What Bourdain feared was what a television program demanded to survive on the air. “No Reservations” and “Parts Unknown” were called, and magically, Bourdain turned (unintentionally) non-reservations into infinite queues and unknown parties into ultra-famous. Ultimately, the metamorphosis of a restaurant was the business decision of the owner of the premises and not Bourdain, but the root contradiction was there giving the rod, both in his work and in his personal life. Gentrifying restaurants to open his mouth too much, that was his biggest nightmare. And like a fireball rather than a snowball, regret burned his throat and he went back to smoking after many years clean.

It is a very hard and lonely thing to be the co-author of a book about the benefits of traveling the world when your writing partner has stopped traveling the world



Laurie WooleverWriter and editor

Because no matter how irreverent the title of the book predicts that the guide will be, can you write a gastronomic guide without mentioning thousands of proper names? Can you design an atlas of the world through the prism of a celebrity chef without your favorite common names? And in short, can a Bourdain book be made without Bourdain? “It is a very hard and lonely thing to be the co-author of a book on the benefits of traveling the world when your writing partner, a well traveled person, has stopped traveling the world.
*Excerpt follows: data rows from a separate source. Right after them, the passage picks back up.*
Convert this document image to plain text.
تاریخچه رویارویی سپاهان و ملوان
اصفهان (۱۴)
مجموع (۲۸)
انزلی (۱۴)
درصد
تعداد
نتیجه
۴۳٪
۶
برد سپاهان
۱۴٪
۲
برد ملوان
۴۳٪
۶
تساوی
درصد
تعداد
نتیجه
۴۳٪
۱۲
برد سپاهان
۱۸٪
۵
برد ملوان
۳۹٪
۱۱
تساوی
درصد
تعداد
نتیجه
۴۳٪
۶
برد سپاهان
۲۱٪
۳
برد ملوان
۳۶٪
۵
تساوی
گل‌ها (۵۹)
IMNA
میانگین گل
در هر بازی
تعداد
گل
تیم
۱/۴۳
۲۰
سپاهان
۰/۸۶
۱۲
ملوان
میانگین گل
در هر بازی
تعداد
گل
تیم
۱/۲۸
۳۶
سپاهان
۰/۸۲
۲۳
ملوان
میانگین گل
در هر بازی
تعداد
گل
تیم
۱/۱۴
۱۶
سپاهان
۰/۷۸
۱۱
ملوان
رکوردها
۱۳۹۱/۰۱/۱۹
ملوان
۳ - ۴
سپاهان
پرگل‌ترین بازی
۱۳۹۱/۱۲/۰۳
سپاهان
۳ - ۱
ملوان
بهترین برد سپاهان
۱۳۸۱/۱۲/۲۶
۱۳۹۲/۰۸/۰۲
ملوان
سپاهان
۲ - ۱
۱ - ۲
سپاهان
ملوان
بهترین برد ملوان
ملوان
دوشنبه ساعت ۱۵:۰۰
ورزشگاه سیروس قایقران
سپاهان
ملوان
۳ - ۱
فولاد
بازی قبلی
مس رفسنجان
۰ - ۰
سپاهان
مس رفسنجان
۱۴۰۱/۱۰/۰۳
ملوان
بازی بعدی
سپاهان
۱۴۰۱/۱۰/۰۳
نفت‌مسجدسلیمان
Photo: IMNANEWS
And to be honest, in the difficult days and weeks after his death, I found myself again wondering: Does the world need this book? ”Laurie Woolever confesses in the introduction.

Whether you need it or not, the fact is that it was done almost by popular acclaim and editorial demand. As with any celebrity who transcends his figure and accesses the Olympus of popular culture icons, if the tears of a used handkerchief could be worth millions at auction, Bourdain’s last words became pure gold. It is very likely that the name of Anthony Bourdain written on the cover in a font size larger than the title of the book does not help the co-author, but “there is risk and reward after being exposed to the world and the voracious hunger of people to eat , travel and live like Tony ”, Woolever sentences almost as if wanting to justify his decision to go ahead with the editorial project.


And it was not easy for him. After recording a first hour of informal chat in Bourdain’s apartment in New York to lay the foundations of what would become a rogue guide, the intention was to encourage a give and take between the two with new recordings. It seemed the only way to outline a point of view with face and eyes by selecting countries, cities, restaurants and people. Something like a “The best of Bourdain” but with traps, so that the tourist would get lost looking for the places.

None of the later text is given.